View BES in New Orleans (7/2010) in a larger map

Finally, here is a post script on the series from Bob Edwards:

No Place Like Home was produced by Chad Campbell and Geoffrey Redick, the same team that produced our series of music interviews from Jazz Fest and New Orleans musicians. We went to the southern Arizona desert at the Mexican border to produce Dangerous Crossings—two hours on illegal immigration. The three of us also toured the Baseball Hall of Fame in Cooperstown, New York, covered the night launch of the Space Shuttle Endeavour from Cape Canaveral in 2008 and told the story of the U.S. Army’s Human Terrain System which placed teams social scientists among combat troops in Iraq and Afghanistan.

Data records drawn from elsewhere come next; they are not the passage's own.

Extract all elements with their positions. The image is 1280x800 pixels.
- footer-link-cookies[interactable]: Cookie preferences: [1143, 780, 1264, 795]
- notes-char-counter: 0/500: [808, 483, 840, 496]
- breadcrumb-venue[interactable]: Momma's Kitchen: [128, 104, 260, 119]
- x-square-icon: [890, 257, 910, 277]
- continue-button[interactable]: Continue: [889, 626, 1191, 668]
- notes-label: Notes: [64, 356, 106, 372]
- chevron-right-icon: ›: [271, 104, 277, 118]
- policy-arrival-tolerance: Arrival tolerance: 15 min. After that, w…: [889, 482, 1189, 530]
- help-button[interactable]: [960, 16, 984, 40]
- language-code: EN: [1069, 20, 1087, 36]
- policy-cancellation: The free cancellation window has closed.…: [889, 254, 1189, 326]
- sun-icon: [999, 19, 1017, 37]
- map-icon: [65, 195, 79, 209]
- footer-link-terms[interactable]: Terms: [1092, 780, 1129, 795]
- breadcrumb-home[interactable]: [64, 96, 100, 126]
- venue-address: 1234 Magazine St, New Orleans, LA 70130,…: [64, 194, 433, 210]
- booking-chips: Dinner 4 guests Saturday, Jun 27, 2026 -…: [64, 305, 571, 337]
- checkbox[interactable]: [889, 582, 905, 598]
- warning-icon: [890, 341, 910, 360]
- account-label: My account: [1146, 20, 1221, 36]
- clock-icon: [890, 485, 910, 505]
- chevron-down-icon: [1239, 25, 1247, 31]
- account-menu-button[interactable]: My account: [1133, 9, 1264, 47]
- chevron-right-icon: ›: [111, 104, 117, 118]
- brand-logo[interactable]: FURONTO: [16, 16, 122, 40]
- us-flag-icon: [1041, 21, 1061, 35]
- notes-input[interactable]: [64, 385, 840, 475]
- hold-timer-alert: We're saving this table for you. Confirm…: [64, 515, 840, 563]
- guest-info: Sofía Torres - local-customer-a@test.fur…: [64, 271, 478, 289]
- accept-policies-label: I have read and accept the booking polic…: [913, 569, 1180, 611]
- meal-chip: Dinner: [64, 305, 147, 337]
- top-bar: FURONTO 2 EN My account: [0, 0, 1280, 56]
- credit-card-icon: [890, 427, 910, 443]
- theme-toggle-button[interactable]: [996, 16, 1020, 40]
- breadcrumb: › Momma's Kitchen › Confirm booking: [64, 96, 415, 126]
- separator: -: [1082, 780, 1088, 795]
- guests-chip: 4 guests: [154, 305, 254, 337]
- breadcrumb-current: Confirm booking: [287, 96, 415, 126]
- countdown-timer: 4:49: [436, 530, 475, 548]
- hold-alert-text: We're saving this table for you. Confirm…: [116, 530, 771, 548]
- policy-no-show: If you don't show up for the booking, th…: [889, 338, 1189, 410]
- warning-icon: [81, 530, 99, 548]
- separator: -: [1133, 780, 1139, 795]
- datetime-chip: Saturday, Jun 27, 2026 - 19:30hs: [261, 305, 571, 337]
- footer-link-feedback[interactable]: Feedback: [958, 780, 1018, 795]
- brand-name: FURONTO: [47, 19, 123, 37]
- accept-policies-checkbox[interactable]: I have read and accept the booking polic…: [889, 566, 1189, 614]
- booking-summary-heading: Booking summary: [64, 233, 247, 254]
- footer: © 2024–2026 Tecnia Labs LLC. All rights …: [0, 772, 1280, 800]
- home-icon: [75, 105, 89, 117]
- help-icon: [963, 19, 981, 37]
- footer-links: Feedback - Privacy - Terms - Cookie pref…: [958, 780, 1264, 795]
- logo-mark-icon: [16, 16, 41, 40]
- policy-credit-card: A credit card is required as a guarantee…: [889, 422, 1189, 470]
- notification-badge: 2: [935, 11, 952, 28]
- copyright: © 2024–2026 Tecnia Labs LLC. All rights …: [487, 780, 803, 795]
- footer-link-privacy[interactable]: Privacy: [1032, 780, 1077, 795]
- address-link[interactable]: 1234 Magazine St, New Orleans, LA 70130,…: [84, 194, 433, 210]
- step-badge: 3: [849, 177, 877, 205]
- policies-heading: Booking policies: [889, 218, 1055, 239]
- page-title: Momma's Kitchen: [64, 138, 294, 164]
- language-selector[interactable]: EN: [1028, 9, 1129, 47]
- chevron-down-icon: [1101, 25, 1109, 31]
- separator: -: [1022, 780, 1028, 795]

Chad, Geoffrey and I went to New Orleans with the intention of doing a one-hour documentary. But the people of coastal Louisiana just had too many stories to tell and they told them so well that it took us seven hours of air time to pass them on to you. That’s not excessive for a survival tale. After Hurricane Katrina, there were people who said New Orleans, situated below sea level and protected by levees, should be left to the elements. But as David Simon, creator of the New Orleans-based HBO series Treme says, “An ascendant society rebuilds its cities.” Chicago rose from the ashes of a great fire. San Francisco re-emerged from the rubble of its devastating earthquake. We are a better nation for having Chicago and San Francisco and we need New Orleans, too. Yes, it’s known for crime and corruption—-and its work ethic is famously mocked by the phrase “let the good times roll.” But New Orleans may actually be our most American city. It’s Spain, France and Africa plunked down among the Indians on a piece of land created by silt from the Mississippi River. It’s our gumbo—-the straw that stirs our drink—an antidote to our going vanilla—-the cradle of music and literature and art that define our culture. And it’s where hundreds of thousands of our fellow Americans call home.  We thank them for sharing their stories.

-Bob

One Reply to “No Place Like Home – Part Seven”

  1. I just finished listening to the final show in the series. Thank you for sharing all the wonderful stories of these dedicated and resilient people. Each week's episode made me want to visit New Orleans more and more to experience the special atmosphere.